Once this week I thought: I’m still ruthlessly deciding on what devotional ideas to use or not to use. If any are worth writing up formally, so I can relax by writing less.

But the material’s mostly gone –been rubbished, binned and formally incinerated. Remnants, though, survive. Even those I thought I could recycle in another form are mostly gone. But as I say, some survived the burning process. And one has an eye on better devotions for the future.

Persevering

My first draft looked at a little tatty, what’s new? I was going to flag it. Never to submit the piece. So, I said to myself, leave that genre of writing alone. A day leaving it alone did wonders. Then, I thought, try harder. And I think the piece looks better than before. In a few days, I can send it. A key to not surrendering, a key to not chucking in a piece, is to try harder, when one can’t be bothered. That’s in my experience.

To revise or not to revise

Writing is a catch-22, but I’m not talking ’bout the film or novel on which a film is based. Catch-22 is a novel and a film, but let me use that title’s meaning for the purposes of this post.

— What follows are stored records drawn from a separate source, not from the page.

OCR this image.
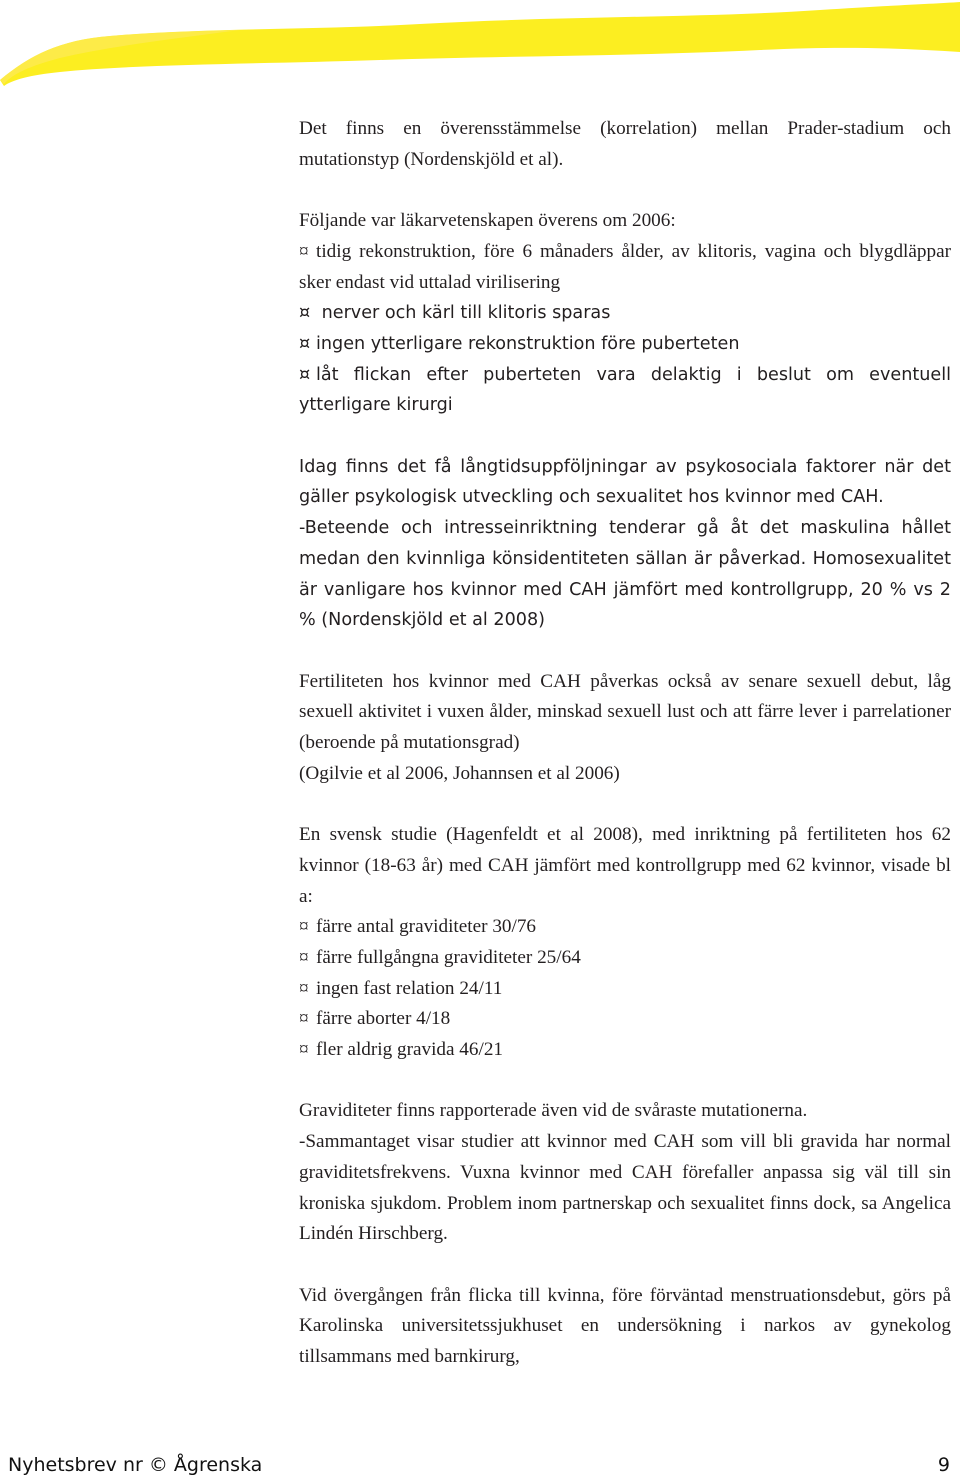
Det finns en överensstämmelse (korrelation) mellan Prader-stadium och mutationstyp (Nordenskjöld et al).

Följande var läkarvetenskapen överens om 2006:

¤ tidig rekonstruktion, före 6 månaders ålder, av klitoris, vagina och blygdläppar sker endast vid uttalad virilisering

¤ nerver och kärl till klitoris sparas

¤ ingen ytterligare rekonstruktion före puberteten

¤ låt flickan efter puberteten vara delaktig i beslut om eventuell ytterligare kirurgi

Idag finns det få långtidsuppföljningar av psykosociala faktorer när det gäller psykologisk utveckling och sexualitet hos kvinnor med CAH.

-Beteende och intresseinriktning tenderar gå åt det maskulina hållet medan den kvinnliga könsidentiteten sällan är påverkad. Homosexualitet är vanligare hos kvinnor med CAH jämfört med kontrollgrupp, 20 % vs 2 % (Nordenskjöld et al 2008)

Fertiliteten hos kvinnor med CAH påverkas också av senare sexuell debut, låg sexuell aktivitet i vuxen ålder, minskad sexuell lust och att färre lever i parrelationer (beroende på mutationsgrad)

(Ogilvie et al 2006, Johannsen et al 2006)

En svensk studie (Hagenfeldt et al 2008), med inriktning på fertiliteten hos 62 kvinnor (18-63 år) med CAH jämfört med kontrollgrupp med 62 kvinnor, visade bl a:

¤ färre antal graviditeter 30/76

¤ färre fullgångna graviditeter 25/64

¤ ingen fast relation 24/11

¤ färre aborter 4/18

¤ fler aldrig gravida 46/21

Graviditeter finns rapporterade även vid de svåraste mutationerna.

-Sammantaget visar studier att kvinnor med CAH som vill bli gravida har normal graviditetsfrekvens. Vuxna kvinnor med CAH förefaller anpassa sig väl till sin kroniska sjukdom. Problem inom partnerskap och sexualitet finns dock, sa Angelica Lindén Hirschberg.

Vid övergången från flicka till kvinna, före förväntad menstruationsdebut, görs på Karolinska universitetssjukhuset en undersökning i narkos av gynekolog tillsammans med barnkirurg,

Nyhetsbrev nr © Ågrenska	9
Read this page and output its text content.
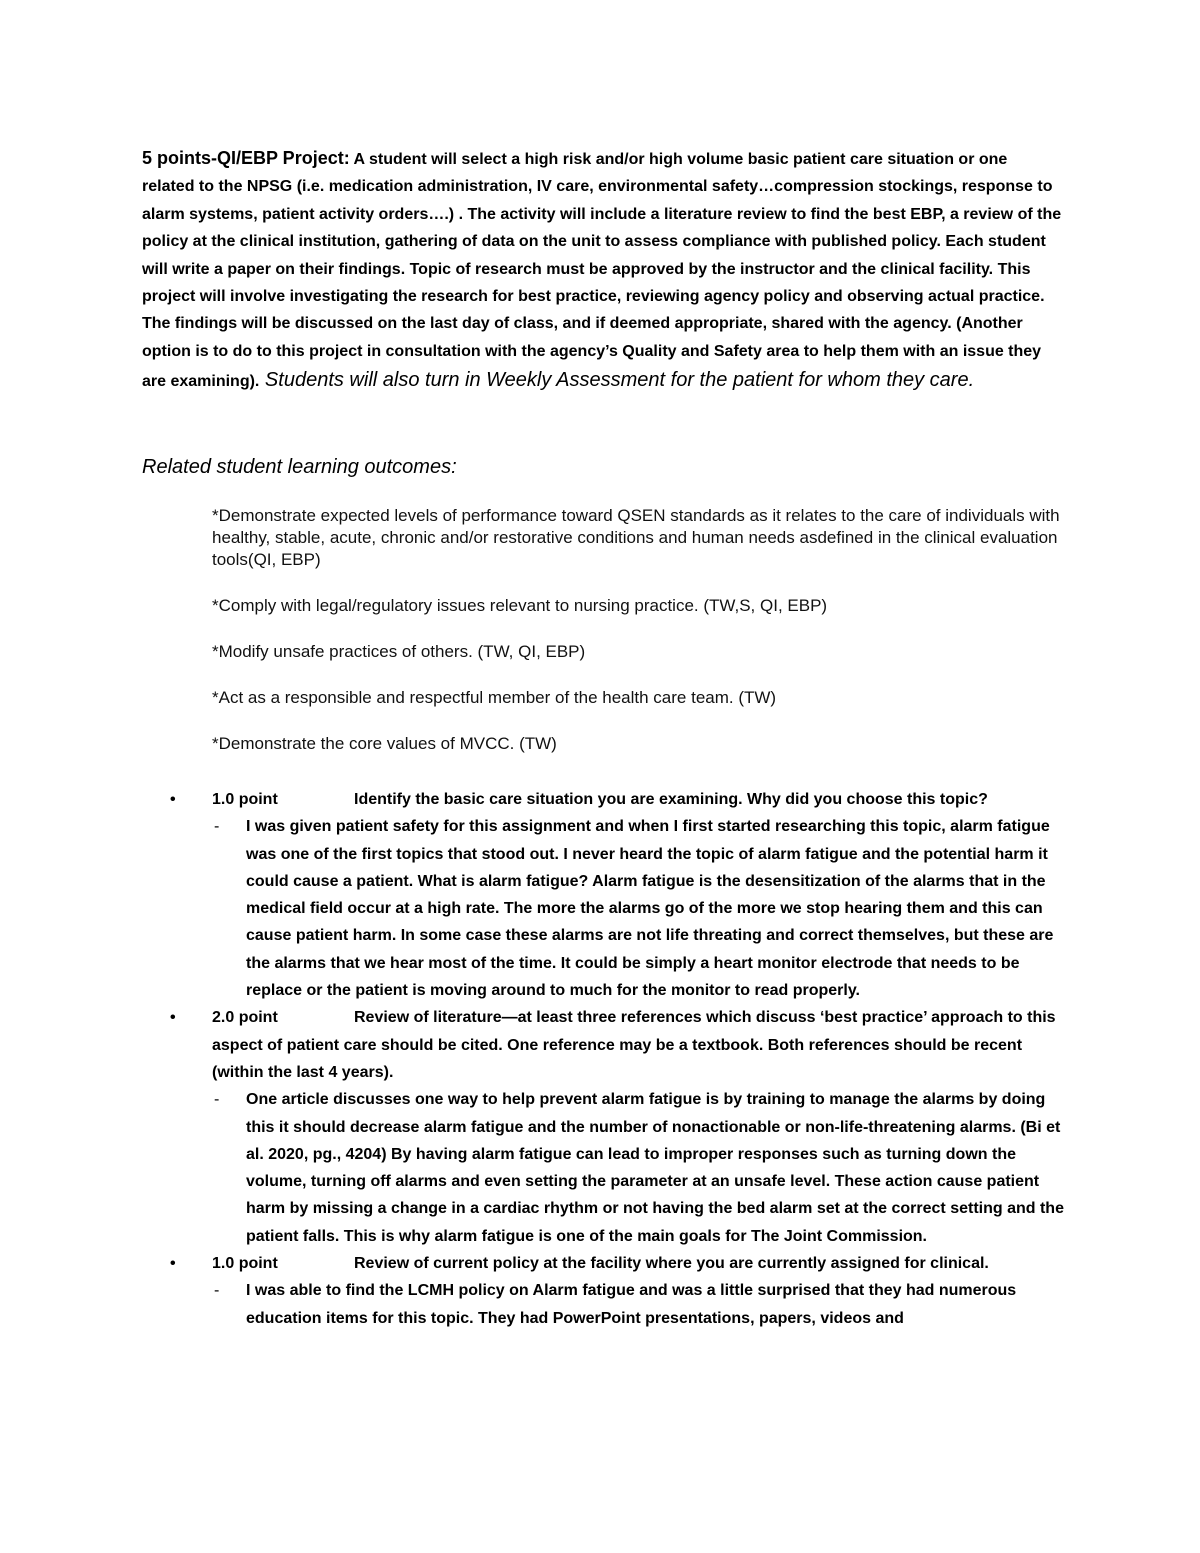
5 points-QI/EBP Project: A student will select a high risk and/or high volume basic patient care situation or one related to the NPSG (i.e. medication administration, IV care, environmental safety…compression stockings, response to alarm systems, patient activity orders….) . The activity will include a literature review to find the best EBP, a review of the policy at the clinical institution, gathering of data on the unit to assess compliance with published policy. Each student will write a paper on their findings. Topic of research must be approved by the instructor and the clinical facility. This project will involve investigating the research for best practice, reviewing agency policy and observing actual practice. The findings will be discussed on the last day of class, and if deemed appropriate, shared with the agency. (Another option is to do to this project in consultation with the agency’s Quality and Safety area to help them with an issue they are examining). Students will also turn in Weekly Assessment for the patient for whom they care.
Related student learning outcomes:
*Demonstrate expected levels of performance toward QSEN standards as it relates to the care of individuals with healthy, stable, acute, chronic and/or restorative conditions and human needs asdefined in the clinical evaluation tools(QI, EBP)
*Comply with legal/regulatory issues relevant to nursing practice. (TW,S, QI, EBP)
*Modify unsafe practices of others. (TW, QI, EBP)
*Act as a responsible and respectful member of the health care team. (TW)
*Demonstrate the core values of MVCC. (TW)
• 1.0 point	Identify the basic care situation you are examining. Why did you choose this topic?
- I was given patient safety for this assignment and when I first started researching this topic, alarm fatigue was one of the first topics that stood out. I never heard the topic of alarm fatigue and the potential harm it could cause a patient. What is alarm fatigue? Alarm fatigue is the desensitization of the alarms that in the medical field occur at a high rate. The more the alarms go of the more we stop hearing them and this can cause patient harm. In some case these alarms are not life threating and correct themselves, but these are the alarms that we hear most of the time. It could be simply a heart monitor electrode that needs to be replace or the patient is moving around to much for the monitor to read properly.
• 2.0 point	Review of literature—at least three references which discuss ‘best practice’ approach to this aspect of patient care should be cited. One reference may be a textbook. Both references should be recent (within the last 4 years).
- One article discusses one way to help prevent alarm fatigue is by training to manage the alarms by doing this it should decrease alarm fatigue and the number of nonactionable or non-life-threatening alarms. (Bi et al. 2020, pg., 4204) By having alarm fatigue can lead to improper responses such as turning down the volume, turning off alarms and even setting the parameter at an unsafe level. These action cause patient harm by missing a change in a cardiac rhythm or not having the bed alarm set at the correct setting and the patient falls. This is why alarm fatigue is one of the main goals for The Joint Commission.
• 1.0 point	Review of current policy at the facility where you are currently assigned for clinical.
- I was able to find the LCMH policy on Alarm fatigue and was a little surprised that they had numerous education items for this topic. They had PowerPoint presentations, papers, videos and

Saying catch-22 is synonymous with making a choice between two equal values and one or the other won’t really do considering that you’re in a predicament between the two. So, writing is a catch-22 in that sense or something like it. I mean that one may write a piece. The writer thinks he should revise it out of the normal process, and also thinks it’s probably good as it is and doesn’t need revising. What does the writer do? This is my predicament at the moment. I would say to myself, just wait. Let the piece smolder under the surface for a while until it’s ready to resurface and face the writer once again. Then, all becomes clear.